Lithium demand grows as lithium is an essential element for energy storage systems which reduce the exploitation of non-renewable and polluting energy resources for our planet.
Lithium is extracted by conventional mining methods from pegmatitic rocks, and from salt flat systems where the metal is contained in brines and extracted as a fluid.
Salt flat systems have a core formed by brines with high density and high concentrations of minerals (sulfates, nitrates, lithium, carbonates). Towards the borders of the salt flat, these brines coexist with lower-density fresh water from the upper areas of the basin. These two different density fluids collide at the borders of the salt flat where the brine pushes the water towards the surface. The contact zone generates a surface or mixing zone known as a salt wedge or salt interface. The marginal zone of the salt flat where the salt interface is observed is characterized as a sector of low permeability, and with local variations of topography where outcrops of fresh water appear, forming wetlands (vegas) or lacustrine systems. Unique, fragile ecosystems of native flora and fauna develop in these surface water systems.
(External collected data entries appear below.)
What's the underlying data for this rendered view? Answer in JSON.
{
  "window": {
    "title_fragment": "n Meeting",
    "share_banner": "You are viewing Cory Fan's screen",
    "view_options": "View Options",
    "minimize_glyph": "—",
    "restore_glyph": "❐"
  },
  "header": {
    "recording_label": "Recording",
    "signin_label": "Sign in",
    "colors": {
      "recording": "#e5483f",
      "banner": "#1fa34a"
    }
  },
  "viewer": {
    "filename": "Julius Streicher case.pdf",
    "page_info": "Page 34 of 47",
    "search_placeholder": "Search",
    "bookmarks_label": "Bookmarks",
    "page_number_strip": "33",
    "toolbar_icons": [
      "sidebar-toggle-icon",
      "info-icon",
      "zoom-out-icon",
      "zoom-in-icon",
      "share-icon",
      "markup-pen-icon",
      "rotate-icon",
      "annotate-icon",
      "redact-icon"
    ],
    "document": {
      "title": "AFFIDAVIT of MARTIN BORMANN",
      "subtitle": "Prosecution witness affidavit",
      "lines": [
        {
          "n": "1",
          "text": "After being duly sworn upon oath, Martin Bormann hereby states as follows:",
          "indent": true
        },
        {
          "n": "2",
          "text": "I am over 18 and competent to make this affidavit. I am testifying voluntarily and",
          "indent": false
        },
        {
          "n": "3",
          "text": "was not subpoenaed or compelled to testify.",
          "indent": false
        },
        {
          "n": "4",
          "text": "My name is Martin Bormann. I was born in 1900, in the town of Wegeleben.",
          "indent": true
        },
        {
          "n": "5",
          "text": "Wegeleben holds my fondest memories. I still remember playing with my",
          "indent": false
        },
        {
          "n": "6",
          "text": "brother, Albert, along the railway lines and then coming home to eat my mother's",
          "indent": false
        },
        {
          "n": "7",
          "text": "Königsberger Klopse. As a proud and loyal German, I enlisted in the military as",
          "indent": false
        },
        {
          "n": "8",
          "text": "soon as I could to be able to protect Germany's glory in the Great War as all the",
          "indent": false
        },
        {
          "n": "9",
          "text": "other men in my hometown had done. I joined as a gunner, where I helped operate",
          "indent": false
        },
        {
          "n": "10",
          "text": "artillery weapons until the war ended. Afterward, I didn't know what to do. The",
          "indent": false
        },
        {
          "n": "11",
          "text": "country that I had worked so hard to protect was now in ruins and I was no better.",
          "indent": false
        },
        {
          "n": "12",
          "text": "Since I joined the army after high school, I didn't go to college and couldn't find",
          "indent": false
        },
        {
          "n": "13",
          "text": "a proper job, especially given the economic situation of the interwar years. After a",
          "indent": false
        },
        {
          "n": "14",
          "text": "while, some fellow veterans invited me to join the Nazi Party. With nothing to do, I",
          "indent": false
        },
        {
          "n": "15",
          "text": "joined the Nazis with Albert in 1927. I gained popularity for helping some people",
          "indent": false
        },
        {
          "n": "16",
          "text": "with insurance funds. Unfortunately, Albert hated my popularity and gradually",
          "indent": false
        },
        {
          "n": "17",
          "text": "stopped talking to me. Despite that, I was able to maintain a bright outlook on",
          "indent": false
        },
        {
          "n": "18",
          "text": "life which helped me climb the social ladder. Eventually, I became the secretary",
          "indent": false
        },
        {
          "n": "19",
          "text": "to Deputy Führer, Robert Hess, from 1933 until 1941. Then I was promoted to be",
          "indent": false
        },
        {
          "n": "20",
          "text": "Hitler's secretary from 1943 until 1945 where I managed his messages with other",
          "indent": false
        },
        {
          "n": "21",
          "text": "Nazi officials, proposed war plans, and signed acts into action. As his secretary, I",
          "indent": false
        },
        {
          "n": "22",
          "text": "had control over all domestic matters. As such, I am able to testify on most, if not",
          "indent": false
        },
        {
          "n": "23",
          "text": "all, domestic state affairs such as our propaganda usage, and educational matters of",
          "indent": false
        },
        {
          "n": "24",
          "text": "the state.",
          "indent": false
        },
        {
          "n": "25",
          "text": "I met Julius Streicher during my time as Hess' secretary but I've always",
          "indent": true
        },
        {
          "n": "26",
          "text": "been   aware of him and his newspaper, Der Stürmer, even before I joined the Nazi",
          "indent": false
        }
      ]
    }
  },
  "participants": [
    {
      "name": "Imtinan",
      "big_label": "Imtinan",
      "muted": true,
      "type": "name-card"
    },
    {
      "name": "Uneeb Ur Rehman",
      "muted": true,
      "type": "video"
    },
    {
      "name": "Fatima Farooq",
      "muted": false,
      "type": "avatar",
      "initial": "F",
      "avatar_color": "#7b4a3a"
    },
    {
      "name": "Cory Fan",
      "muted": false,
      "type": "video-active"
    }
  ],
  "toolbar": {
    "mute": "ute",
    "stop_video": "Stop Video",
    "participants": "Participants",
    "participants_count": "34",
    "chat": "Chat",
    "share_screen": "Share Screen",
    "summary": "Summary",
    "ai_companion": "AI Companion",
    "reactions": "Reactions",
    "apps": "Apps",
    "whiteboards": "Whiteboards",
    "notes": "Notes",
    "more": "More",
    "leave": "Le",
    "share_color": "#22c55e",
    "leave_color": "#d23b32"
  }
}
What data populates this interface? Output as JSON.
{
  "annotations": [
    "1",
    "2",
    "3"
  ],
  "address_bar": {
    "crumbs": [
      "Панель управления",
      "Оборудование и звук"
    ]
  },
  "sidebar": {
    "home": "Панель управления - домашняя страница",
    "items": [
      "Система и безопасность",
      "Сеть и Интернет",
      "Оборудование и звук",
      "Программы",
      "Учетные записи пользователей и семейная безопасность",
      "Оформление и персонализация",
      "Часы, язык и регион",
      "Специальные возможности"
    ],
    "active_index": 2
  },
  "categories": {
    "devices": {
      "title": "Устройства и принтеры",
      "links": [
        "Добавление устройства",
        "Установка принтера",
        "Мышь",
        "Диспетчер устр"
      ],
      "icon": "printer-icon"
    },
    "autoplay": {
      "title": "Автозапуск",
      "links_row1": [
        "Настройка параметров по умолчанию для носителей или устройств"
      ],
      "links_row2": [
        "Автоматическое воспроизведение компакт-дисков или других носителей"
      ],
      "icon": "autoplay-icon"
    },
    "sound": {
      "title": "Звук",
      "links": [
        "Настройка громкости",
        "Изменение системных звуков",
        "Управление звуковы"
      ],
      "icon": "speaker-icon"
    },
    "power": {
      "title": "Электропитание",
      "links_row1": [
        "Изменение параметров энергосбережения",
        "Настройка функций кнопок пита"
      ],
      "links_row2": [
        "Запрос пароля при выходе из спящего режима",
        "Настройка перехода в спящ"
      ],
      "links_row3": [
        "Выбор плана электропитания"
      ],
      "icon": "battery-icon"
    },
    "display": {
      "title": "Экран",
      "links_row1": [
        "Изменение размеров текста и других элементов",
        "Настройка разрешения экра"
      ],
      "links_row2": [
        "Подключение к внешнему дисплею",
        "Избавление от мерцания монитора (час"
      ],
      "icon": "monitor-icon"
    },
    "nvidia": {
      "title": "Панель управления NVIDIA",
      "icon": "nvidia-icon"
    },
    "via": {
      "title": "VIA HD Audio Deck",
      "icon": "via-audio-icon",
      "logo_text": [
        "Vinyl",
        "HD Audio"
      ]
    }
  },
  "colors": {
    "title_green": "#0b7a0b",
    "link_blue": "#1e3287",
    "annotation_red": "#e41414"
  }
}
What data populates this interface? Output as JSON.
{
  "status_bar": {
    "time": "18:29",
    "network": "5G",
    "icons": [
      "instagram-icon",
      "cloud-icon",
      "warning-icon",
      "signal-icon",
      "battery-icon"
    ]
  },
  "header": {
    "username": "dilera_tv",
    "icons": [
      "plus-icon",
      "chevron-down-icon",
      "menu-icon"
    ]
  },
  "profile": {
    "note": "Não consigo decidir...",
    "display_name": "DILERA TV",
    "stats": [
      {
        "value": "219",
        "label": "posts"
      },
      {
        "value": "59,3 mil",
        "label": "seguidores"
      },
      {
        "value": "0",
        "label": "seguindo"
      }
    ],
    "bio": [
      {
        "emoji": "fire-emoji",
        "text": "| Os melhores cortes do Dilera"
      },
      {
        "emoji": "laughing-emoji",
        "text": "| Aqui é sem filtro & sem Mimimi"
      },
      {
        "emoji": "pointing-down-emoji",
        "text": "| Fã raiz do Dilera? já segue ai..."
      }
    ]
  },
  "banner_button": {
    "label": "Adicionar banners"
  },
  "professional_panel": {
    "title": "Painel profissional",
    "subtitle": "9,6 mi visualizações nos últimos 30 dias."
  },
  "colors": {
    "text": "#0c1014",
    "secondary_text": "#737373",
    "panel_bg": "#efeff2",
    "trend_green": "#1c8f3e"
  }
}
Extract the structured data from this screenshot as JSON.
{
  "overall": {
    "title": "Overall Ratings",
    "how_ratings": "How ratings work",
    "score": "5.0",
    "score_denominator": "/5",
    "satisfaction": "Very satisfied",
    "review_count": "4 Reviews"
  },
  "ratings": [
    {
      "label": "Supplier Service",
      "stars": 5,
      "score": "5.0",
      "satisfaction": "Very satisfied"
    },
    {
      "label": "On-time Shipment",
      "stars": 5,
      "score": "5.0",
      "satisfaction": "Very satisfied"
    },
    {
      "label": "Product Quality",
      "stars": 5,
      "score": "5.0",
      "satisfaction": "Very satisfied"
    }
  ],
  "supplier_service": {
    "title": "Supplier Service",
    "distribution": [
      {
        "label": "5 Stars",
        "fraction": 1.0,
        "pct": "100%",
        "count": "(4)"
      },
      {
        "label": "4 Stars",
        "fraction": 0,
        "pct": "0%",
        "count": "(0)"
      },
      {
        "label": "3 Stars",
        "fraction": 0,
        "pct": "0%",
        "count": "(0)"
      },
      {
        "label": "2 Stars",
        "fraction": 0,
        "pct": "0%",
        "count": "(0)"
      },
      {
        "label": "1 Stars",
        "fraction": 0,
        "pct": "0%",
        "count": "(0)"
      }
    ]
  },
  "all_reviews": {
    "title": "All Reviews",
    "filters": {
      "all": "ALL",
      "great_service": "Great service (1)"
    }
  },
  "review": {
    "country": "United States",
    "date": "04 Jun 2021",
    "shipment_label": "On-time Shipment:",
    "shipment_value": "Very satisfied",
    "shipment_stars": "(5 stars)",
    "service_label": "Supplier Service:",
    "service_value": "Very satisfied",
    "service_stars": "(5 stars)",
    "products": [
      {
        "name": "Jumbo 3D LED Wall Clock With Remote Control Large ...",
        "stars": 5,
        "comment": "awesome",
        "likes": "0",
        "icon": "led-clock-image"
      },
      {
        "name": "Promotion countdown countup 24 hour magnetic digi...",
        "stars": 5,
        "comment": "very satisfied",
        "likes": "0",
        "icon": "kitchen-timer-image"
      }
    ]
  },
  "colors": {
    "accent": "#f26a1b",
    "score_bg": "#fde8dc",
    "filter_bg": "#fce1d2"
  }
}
Brine extraction through wells or ditches generates drawdown in the hydrogeological system that spreads to the borders, displacing and deforming the saline interface. These changes have an undesirable effect on the local flora and fauna which may be reduced or even disappear.
In this context, salt flat lithium extraction projects should consider detailed studies to examine the effect on salt flat borders. It is essential to have accurate groundwater and surface water data, detailed topography, water quality data, porosity and permeability of constituent units, lagoon bathymetry as well as geophysics and hydraulic conductivity profiles in wells to identify the geometry of the salt wedge. This information must be obtained over as long a period as possible in order to understand the seasonal evolution of the system. Furthermore, this monitoring should continue throughout the execution of the project in order to monitor possible changes in these systems and to detect in advance any variation in levels or quality that could bring undesirable consequences in the perimeter lacustrine systems.
At present, environmental regulations demand an understanding of these systems through detailed studies. These investigations are complex and challenge the use of hydrogeological conceptualization tools and numerical approaches to solve variable density systems, which are necessary to ensure the sustainability of lithium mining in salt flat systems.